Edward Stroz, the firm’s founder and a former FBI agent, says that while companies may have found this idea too intrusive in the past, he’s seen a change in perception in the past year. He’s still careful when discussing the software, describing it as a way to help employers build a “caring workplace.” He offers the scenario of a star trader at a bank who’s disappointed with the size of her annual bonus. Instead of being blindsided when she defects to a rival, a bank using Scout could identify her discontent early and make sure she doesn’t take sensitive data or other team members with her.
Looming in the background is the question of how to balance employees’ privacy with more intensive monitoring. Dtex says it makes user data anonymous, replacing names with codes and matching names to activity only when necessary for an investigation. That helps companies monitor effectively and comply with privacy laws in countries such as Germany and Switzerland, Koo says. Randy Trzeciak, a cybersecurity specialist at Carnegie Mellon, says it’s important for companies to keep their lawyers in the loop and to outline a clear, well-communicated, and consistently enforced policy, so there’s no perception of selective monitoring.

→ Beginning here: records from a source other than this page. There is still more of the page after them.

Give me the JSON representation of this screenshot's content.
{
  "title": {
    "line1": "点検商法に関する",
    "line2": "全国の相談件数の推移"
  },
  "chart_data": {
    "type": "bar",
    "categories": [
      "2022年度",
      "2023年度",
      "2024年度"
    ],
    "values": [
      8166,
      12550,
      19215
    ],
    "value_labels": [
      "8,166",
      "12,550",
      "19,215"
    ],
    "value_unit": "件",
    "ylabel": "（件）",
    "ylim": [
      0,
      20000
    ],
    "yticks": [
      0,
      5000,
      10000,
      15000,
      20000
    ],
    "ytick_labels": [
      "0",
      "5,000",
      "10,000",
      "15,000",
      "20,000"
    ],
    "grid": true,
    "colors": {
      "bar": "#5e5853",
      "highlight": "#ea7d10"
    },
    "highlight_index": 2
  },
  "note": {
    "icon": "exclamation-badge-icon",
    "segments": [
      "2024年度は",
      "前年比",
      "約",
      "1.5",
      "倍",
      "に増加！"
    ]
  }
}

Some of the methods at companies that hire Securonix make even Baikalov wonder how much is too much. He cites the practice of matching information on user behavior online with feeds from video cameras and other systems that monitor physical locations. Some companies, he says, have created ticket systems so employees can report suspicious behavior by colleagues. “Is it too much, or is it actually the right amount of diligence?” he says. “I’m really curious how much we will get out of it. It’s really the extreme in kind of Orwell-like monitoring.”
The bottom line: About 20 companies sell tools to monitor employee behavior—from e-mail habits to database access—and flag risks.